The average voltage output readings with their corresponding cardboard diameter are shown in the table below:
Evaluation
The graph showing the relationship between the output voltage and the diameter of the cardboard (cm)
The cardboard was used to regulate the surface area of the solar panel exposed to light. Each cardboard had a circular hole at the center through which light from the lamp passed to the solar panel. The lamp was placed approximately 40cm above the solar panel. The position of the lamp was maintained for every cardboard to make sure that any variation in light intensity is eliminated. The proximity of the lamp from the panel influences the intensity of light that can illuminate the surface of the solar panel. The experiment was carried out at night, and all the lights were turned off to ensure that the only light that illuminates the surface of the solar panel comes from the lamp.

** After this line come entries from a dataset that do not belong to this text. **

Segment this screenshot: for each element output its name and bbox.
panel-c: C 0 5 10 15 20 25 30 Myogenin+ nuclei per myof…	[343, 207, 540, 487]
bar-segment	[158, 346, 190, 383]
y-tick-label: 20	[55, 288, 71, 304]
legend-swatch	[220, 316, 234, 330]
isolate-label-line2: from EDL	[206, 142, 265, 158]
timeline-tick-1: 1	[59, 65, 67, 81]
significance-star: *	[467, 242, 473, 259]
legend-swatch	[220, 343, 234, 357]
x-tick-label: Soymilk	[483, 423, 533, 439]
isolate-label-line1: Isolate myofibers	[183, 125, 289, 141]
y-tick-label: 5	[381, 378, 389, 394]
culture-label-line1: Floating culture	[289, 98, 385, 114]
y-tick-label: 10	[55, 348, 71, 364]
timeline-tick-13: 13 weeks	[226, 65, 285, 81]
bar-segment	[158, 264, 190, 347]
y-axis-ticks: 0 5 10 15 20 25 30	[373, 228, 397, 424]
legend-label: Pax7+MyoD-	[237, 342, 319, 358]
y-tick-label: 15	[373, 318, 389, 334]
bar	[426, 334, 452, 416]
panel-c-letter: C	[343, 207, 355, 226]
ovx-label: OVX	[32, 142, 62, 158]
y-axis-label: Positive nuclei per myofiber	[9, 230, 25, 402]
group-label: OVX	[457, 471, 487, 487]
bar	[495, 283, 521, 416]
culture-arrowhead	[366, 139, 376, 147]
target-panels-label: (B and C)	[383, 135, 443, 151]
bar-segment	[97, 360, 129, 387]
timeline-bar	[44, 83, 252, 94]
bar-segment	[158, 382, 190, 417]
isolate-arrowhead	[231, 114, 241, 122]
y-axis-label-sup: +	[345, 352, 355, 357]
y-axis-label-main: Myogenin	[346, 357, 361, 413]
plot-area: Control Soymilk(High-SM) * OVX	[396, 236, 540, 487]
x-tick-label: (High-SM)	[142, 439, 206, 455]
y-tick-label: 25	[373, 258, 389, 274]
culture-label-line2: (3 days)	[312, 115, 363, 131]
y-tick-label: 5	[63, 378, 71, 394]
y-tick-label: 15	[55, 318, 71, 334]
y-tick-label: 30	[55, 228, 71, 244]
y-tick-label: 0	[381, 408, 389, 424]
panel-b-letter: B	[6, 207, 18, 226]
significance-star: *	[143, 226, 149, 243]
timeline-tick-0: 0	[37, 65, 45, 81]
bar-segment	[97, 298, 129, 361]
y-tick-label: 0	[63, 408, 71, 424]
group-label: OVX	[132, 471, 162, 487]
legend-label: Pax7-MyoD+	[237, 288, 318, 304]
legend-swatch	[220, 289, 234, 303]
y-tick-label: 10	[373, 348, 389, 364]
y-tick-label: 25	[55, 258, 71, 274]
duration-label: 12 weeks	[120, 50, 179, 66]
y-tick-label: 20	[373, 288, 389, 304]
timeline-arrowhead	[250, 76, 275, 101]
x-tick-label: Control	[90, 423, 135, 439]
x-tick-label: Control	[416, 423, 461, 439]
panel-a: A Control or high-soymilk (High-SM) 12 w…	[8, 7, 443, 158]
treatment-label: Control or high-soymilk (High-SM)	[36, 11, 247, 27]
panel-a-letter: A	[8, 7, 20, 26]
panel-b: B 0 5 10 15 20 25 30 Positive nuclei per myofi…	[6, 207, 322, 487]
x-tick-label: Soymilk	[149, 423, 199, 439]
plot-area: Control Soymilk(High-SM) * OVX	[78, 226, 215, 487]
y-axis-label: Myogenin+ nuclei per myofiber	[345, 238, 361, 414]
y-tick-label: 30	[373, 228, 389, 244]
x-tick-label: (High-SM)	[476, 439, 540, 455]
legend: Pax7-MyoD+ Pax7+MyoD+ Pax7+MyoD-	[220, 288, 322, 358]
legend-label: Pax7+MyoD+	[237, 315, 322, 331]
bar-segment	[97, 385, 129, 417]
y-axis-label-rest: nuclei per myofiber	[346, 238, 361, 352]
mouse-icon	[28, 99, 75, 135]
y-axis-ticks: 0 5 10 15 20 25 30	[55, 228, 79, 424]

Black cardboard was used to ensure that light from the lamp does not pass to the panel. The digital multimeter was preferred because the visual indication of reading changes is better than that of an analog multimeter since the analog multimeter exhibits damping torque. Therefore, using an analog multimeter was could have resulted in more errors. Some anomalies were noted in the multimeter readings. Such readings were excluded from the calculation of the average values of the output voltage. This experiment is reproducible since the three trials conducted for every cardboard produced values that are reliable.
Reviews
The graph of output voltage against the diameter of the cardboard hole shows that an increase in the diameter results in an increase in the output voltage of the panel since it has a positive gradient. The area of the holes of the cardboard is the same as the area the panel is exposed to. Therefore, the results show that an increase in the surface of the solar panel the solar panel is exposed to leads to an increase in the voltage output of the panel and vice versa. Therefore, my prediction is accepted.